In seeking to engage and remedy this deficiency, Ortlund shows how Augustine provides a helpful figure with which to interact both because of his interest in how the contemporary knowledge of his day about the physical world interacted with the teaching of Scripture but also because Augustine’s thought precedes the rise of modern science by more than a thousand years, and thus provides a perspective helpfully removed from our own temporal and cultural moment. Ortlund’s book certainly includes discussion of issues of science and faith in the light of Augustine’s work, but really does go onto show the width of Augustine’s thought on creation, and its particular significance for Augustine as one who reverted to the Christian faith after a decade spend in Manichaeism. One can only be impressed by theological importance for Augustine, well brought out by Ortlund, of a Christian grasp of how a right understanding of creation touches on the God-world relation, God’s character and nature, Christian enjoyment of creation and Christian virtue and ethical life.

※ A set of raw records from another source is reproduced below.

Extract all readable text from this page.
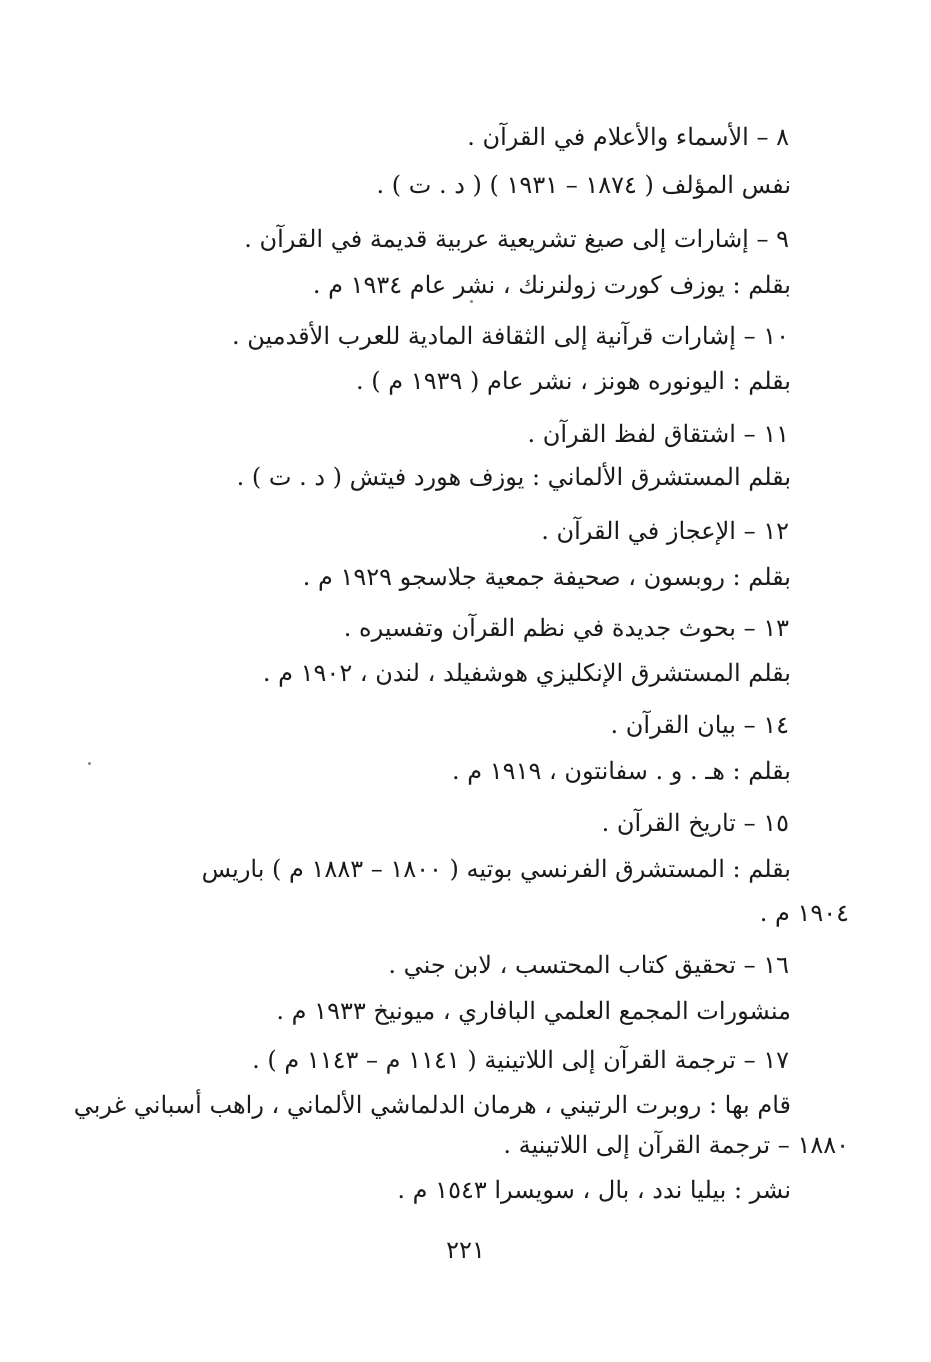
٨ – الأسماء والأعلام في القرآن .
نفس المؤلف ( ١٨٧٤ – ١٩٣١ ) ( د . ت ) .
٩ – إشارات إلى صيغ تشريعية عربية قديمة في القرآن .
بقلم : يوزف كورت زولنرنك ، نشر عام ١٩٣٤ م .
١٠ – إشارات قرآنية إلى الثقافة المادية للعرب الأقدمين .
بقلم : اليونوره هونز ، نشر عام ( ١٩٣٩ م ) .
١١ – اشتقاق لفظ القرآن .
بقلم المستشرق الألماني : يوزف هورد فيتش ( د . ت ) .
١٢ – الإعجاز في القرآن .
بقلم : روبسون ، صحيفة جمعية جلاسجو ١٩٢٩ م .
١٣ – بحوث جديدة في نظم القرآن وتفسيره .
بقلم المستشرق الإنكليزي هوشفيلد ، لندن ، ١٩٠٢ م .
١٤ – بيان القرآن .
بقلم : هـ . و . سفانتون ، ١٩١٩ م .
١٥ – تاريخ القرآن .
بقلم : المستشرق الفرنسي بوتيه ( ١٨٠٠ – ١٨٨٣ م ) باريس
١٩٠٤ م .
١٦ – تحقيق كتاب المحتسب ، لابن جني .
منشورات المجمع العلمي البافاري ، ميونيخ ١٩٣٣ م .
١٧ – ترجمة القرآن إلى اللاتينية ( ١١٤١ م – ١١٤٣ م ) .
قام بها : روبرت الرتيني ، هرمان الدلماشي الألماني ، راهب أسباني غربي
١٨٨٠ – ترجمة القرآن إلى اللاتينية .
نشر : بيليا ندد ، بال ، سويسرا ١٥٤٣ م .
٢٢١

The great wisdom of this book by Ortlund is not that it encourages us to adopt Augustine’s views totaliter (a rather unlikely option for the modern Christian) or even to agree with the direction of Ortlund in his own theological suggestions (though certainly many contain great wisdom) but in the whole general manner of approach, in which as C.S. Lewis put it “the clean sea breeze” of the Christian past may refresh our minds and stimulate our own theologising about important Christian doctrines, not least by thinking theologically about creation with the help of a great doctor of the Church.